Wellington blickt mich immer noch an: "Dürfen wir also den Reaktor hochfahren - mit Ihrer gütigen Genehmigung, Herr Homberg?"
"Ja, wenn Herr Kufferath sagt, daß das möglich ist ..."
Wellington sieht Kufferath an. "Kein Problem," sagt dieser, "der Reaktor ist vollkommen in Ordnung. Sauber heruntergefahren. Zwar schnell, aber sauber. Kein Grund zur Aufregung."
'Kein Grund zur Aufregung', denke ich: ein Drittel des Bootes voll Wasser, in 6700 Meter Tiefe, aber kein Grund zur Aufregung. Naja.
Kufferath und Colbert verschwinden nach hinten, in ihre Maschinenräume. Andere vom nautischen Personal folgen ihnen. So ungefähr kriege ich mit, was geschieht: Jetzt müssen erst einmal von Hand alle möglichen Verbraucher von der Stromverteilung getrennt werden. Dann, wenn der Reaktor tatsächlich wieder laufen sollte, kann man sukzessive alles wieder zuschalten, jeweils so, daß Computersteuerung noch nicht notwendig ist. Oder erst der Computer und dann die anderen Verbraucher?
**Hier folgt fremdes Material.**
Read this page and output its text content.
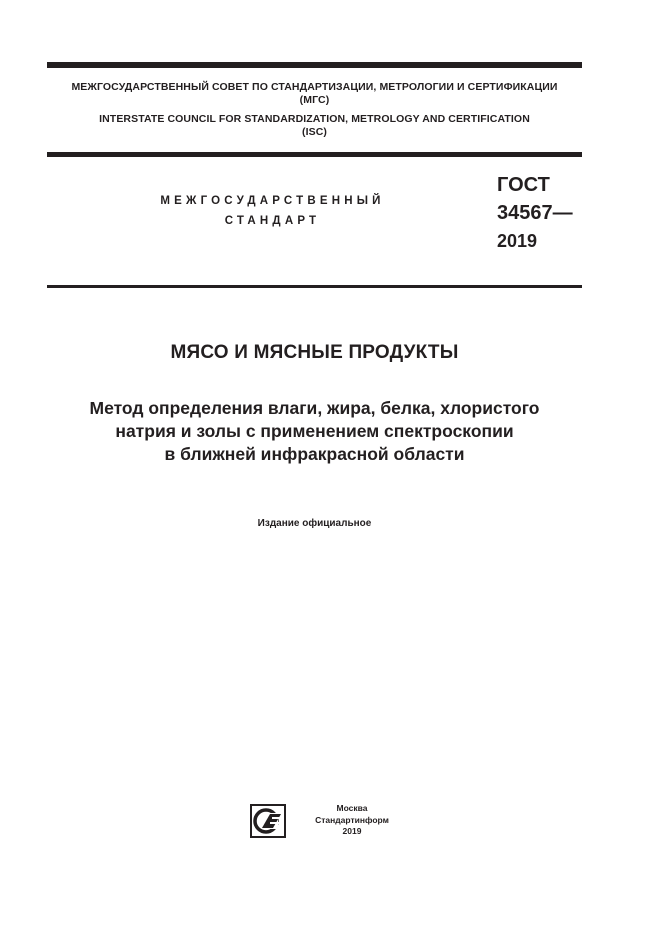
МЕЖГОСУДАРСТВЕННЫЙ СОВЕТ ПО СТАНДАРТИЗАЦИИ, МЕТРОЛОГИИ И СЕРТИФИКАЦИИ
(МГС)
INTERSTATE COUNCIL FOR STANDARDIZATION, METROLOGY AND CERTIFICATION
(ISC)
МЕЖГОСУДАРСТВЕННЫЙ
СТАНДАРТ
ГОСТ
34567—
2019
МЯСО И МЯСНЫЕ ПРОДУКТЫ
Метод определения влаги, жира, белка, хлористого
натрия и золы с применением спектроскопии
в ближней инфракрасной области
Издание официальное
Москва
Стандартинформ
2019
Ich weiß das jetzt nicht.
Amerlingen und Fahlenbeek unterhalten sich, an den widersinnig schiefen Koppeltisch gelehnt, über das Wiederanfahren des Reaktors. Ich höre genug, so daß ich begreife, wie das Wiederanfahren funktionieren soll.
Das mit dem eigenen Computer für den Reaktor war natürlich übertrieben - hätte mich auch gewundert. Es gibt Pumpen, mit denen man die gestaffelten Druckwerte für die verschiedenen Schwer- und Leichtwasserkreisläufe aufbauen kann. Diese Pumpen kann man im allerschlimmsten Falle sogar von Hand bedienen - nämlich, wenn in den Batterien kein Funken Energie mehr übrig ist. Man muß nur sehr lange kurbeln.
Damit das funktioniert, müssen sämtliche Stellglieder, die normalerweise vom Computer gesteuert werden, manuell blockiert werden. So etwas ähnliches wie Kaskaden von Überdruckventilen sorgen dann dafür, daß nirgends die Differenzdrucke zu groß werden.
Wenn der Schwerwasserdruck im Primärkreislauf groß genug ist, dann fängt die Fleischmann-Pons-Reaktion an und die Temperatur im Primärkreislauf steigt. Bis dahin ist es noch einfach, und man kommt im Prinzip ohne Strom aus.
Nun aber, sowie der Reaktor heiß wird, wird es gefährlich: Er darf ja nicht zu heiß werden, weil sonst das aktive Material ausheilt und der Reaktor dadurch unbrauchbar wird. Gerade aber dann, wenn ein Fleischmann-Pons-Reaktor anfährt und noch nicht seine Betriebswerte erreicht hat, ist er sehr unstabil: Temperaturerhöhung führt zu Druckerhöhung führt zu Erhöhung der Reaktionsrate führt zu Temperaturerhöhung. Dazu kommt, daß die Turbinenkreisläufe noch nicht so richtig arbeiten und den Reaktorkern noch nicht kühlen. Auch die Umwälzpumpen des Primärkreislaufes arbeiten noch nicht. In dieser Situation ist eine schnelle Druckregelung erforderlich. Normalerweise kann das nur ein Computer.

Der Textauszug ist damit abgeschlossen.